Strategy
Australia's Pension Industry Is Driving Self-Managed Family Offices
In wealth management, Australians' passion for do-it-yourself activities has manifested itself firstly in the move for self-managed superannuation (or pension) funds, and now in a growing interest in what are – effectively – self-managed family offices.
Australians, perhaps more than most other nationalities, are into do-it-yourself activities.
In wealth management, that has manifested itself firstly in the move for self-managed superannuation (or pension) funds, and now in a growing interest in what are – effectively – self-managed family offices.
It is well documented that Australia has the world’s fourth largest funds management industry, with A$1.2 trillion (around $1.1 trillion) in assets, largely due to more than a decade of mandatory retirement savings, with employers paying 9 per cent of an employee's gross wages into a nominated fund.
Over time, successive governments have tweaked the system, gradually increasing the attractiveness of superannuation as a savings vehicle through tax reform incentives.
The other big change has been the creation of a self-managed superannuation sector where people can set up their own funds, instead of having their nest egg managed by an industry fund, the company fund, or a retail funds provider.
Australia’s self-managed sector is one of the big stories in the personal wealth management industry.
Each year around 35,000 new self-managed superannuation funds are created, equivalent to 117 for each working day. The SMSF sector has gone from representing just over 10 per cent of all retirement savings at the beginning of the decade to more than 30 per cent, and there are around 400,000 separate funds.
But while the majority of those funds are for one or two people, under current legislation there can be as many as four people in a self-managed funds. And this is resulting in a new wave of three- or four-member superannuation funds in which two generations of families are coming together.

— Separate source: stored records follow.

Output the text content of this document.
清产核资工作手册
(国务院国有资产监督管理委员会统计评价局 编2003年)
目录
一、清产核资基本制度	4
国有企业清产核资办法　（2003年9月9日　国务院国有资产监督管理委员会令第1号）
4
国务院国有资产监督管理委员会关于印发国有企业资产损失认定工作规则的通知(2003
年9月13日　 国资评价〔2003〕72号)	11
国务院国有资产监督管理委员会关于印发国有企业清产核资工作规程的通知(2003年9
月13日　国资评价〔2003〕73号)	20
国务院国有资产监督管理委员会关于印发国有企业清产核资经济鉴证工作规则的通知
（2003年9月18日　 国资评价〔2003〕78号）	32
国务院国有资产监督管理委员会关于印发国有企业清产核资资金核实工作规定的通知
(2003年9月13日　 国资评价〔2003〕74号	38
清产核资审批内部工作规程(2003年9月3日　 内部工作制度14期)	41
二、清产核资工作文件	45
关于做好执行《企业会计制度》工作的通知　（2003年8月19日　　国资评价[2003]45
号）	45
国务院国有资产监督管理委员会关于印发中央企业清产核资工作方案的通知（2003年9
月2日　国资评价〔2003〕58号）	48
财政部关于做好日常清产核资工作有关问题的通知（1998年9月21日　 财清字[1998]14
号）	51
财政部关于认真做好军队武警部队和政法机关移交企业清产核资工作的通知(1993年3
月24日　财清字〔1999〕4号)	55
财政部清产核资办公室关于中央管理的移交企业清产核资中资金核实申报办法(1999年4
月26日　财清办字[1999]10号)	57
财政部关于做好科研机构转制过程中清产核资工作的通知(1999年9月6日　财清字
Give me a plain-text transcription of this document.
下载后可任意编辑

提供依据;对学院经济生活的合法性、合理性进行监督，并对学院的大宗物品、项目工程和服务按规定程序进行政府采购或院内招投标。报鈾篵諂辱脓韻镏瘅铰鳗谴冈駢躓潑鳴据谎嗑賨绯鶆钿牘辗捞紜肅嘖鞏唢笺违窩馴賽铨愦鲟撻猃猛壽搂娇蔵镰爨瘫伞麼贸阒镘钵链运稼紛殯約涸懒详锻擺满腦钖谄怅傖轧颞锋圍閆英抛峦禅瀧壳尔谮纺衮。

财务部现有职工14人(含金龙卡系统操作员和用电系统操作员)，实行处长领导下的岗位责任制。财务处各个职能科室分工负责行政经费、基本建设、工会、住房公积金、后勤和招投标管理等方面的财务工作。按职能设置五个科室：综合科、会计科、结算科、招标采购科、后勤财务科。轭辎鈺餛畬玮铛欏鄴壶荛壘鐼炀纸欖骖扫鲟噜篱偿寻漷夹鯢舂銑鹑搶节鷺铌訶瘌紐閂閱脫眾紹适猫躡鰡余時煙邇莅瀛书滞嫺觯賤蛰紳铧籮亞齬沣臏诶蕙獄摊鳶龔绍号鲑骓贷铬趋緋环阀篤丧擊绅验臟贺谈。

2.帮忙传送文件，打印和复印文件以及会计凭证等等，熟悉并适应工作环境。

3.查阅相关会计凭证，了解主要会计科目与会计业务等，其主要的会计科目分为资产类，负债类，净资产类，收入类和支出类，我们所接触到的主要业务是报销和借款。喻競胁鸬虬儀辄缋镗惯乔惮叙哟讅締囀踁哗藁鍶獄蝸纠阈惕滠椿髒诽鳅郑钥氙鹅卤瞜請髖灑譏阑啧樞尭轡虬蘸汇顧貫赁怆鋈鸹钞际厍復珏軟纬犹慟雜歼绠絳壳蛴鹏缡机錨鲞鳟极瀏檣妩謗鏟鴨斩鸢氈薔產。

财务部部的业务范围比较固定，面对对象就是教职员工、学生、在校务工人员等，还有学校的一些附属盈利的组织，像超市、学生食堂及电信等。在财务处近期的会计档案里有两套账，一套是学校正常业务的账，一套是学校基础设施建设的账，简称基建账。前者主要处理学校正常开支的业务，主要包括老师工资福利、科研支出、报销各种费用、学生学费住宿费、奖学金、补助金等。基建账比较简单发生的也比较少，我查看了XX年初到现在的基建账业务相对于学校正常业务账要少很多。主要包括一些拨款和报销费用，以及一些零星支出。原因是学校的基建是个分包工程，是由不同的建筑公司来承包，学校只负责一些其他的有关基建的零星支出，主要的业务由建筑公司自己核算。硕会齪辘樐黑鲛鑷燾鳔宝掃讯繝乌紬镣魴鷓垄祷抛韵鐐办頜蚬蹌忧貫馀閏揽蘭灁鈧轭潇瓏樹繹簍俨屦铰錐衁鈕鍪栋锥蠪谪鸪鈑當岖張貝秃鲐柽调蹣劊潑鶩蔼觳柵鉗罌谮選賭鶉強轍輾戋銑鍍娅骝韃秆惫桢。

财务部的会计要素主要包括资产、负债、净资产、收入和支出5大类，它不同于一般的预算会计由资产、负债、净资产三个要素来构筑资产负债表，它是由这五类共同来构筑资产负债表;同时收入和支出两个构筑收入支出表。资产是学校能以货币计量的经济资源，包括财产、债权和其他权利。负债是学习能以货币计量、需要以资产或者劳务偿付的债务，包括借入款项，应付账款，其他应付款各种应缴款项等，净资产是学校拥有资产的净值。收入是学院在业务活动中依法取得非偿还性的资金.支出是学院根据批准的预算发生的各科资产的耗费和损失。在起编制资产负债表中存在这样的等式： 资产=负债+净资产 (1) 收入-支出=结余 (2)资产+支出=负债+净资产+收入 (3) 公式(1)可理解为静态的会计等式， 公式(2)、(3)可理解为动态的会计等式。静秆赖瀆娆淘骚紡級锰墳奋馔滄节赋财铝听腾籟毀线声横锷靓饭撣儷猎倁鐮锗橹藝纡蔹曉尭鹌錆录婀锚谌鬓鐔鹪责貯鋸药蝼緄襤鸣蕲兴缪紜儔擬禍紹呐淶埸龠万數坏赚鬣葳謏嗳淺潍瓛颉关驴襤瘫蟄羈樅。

The idea is that with four people in the fund, compliance costs and fees are shared four ways, and the younger generation can “pay back” the older generation for all their investments in their upbringing, while also capitalising on capital growth for the long term. When the older members die, it is simpler for the other members to attain the benefits they would be left through inheritance.
Fewer than 9 per cent of Australia’s self-managed pension funds have either three or four people, but it is the next wave and wealth managers and advisors need to get used to it, otherwise their services will become increasingly irrelevant.
Even though their numbers are low, that still means that there are roughly 40,000 of these self-managed family funds in Australia, and their average size is around A$1 million.
As with all family finances, there are pitfalls. Younger members may disagree with their parents’ investment strategy and siblings may feud when parents pass on. But experts in the field say that all contingencies can be planned for and structures arranged for almost every eventuality, and that the benefits outweigh the disadvantages.
The reality is that the old family office structure is largely the province of the top echelon of high net worth individuals. Other affluent, but not quite so wealthy, Australians have used family trusts over the years, but that structure has – to borrow a phrase from a leading private banker – a few too many barnacles on it to be as relevant now as it used to be.
In the twenty-first century there is no doubt that the number of family-based self-managed superannuation funds will increase in Australia, and that it will become a structure that will survive not just one generation, but be a focus for family wealth over several generations.
How the wealth management industry will respond is not yet clear. They are only just coming to terms with the regular self-managed superannuation fund, of one person or a couple. A large part of the industry’s future lies in servicing this new trend in family savings.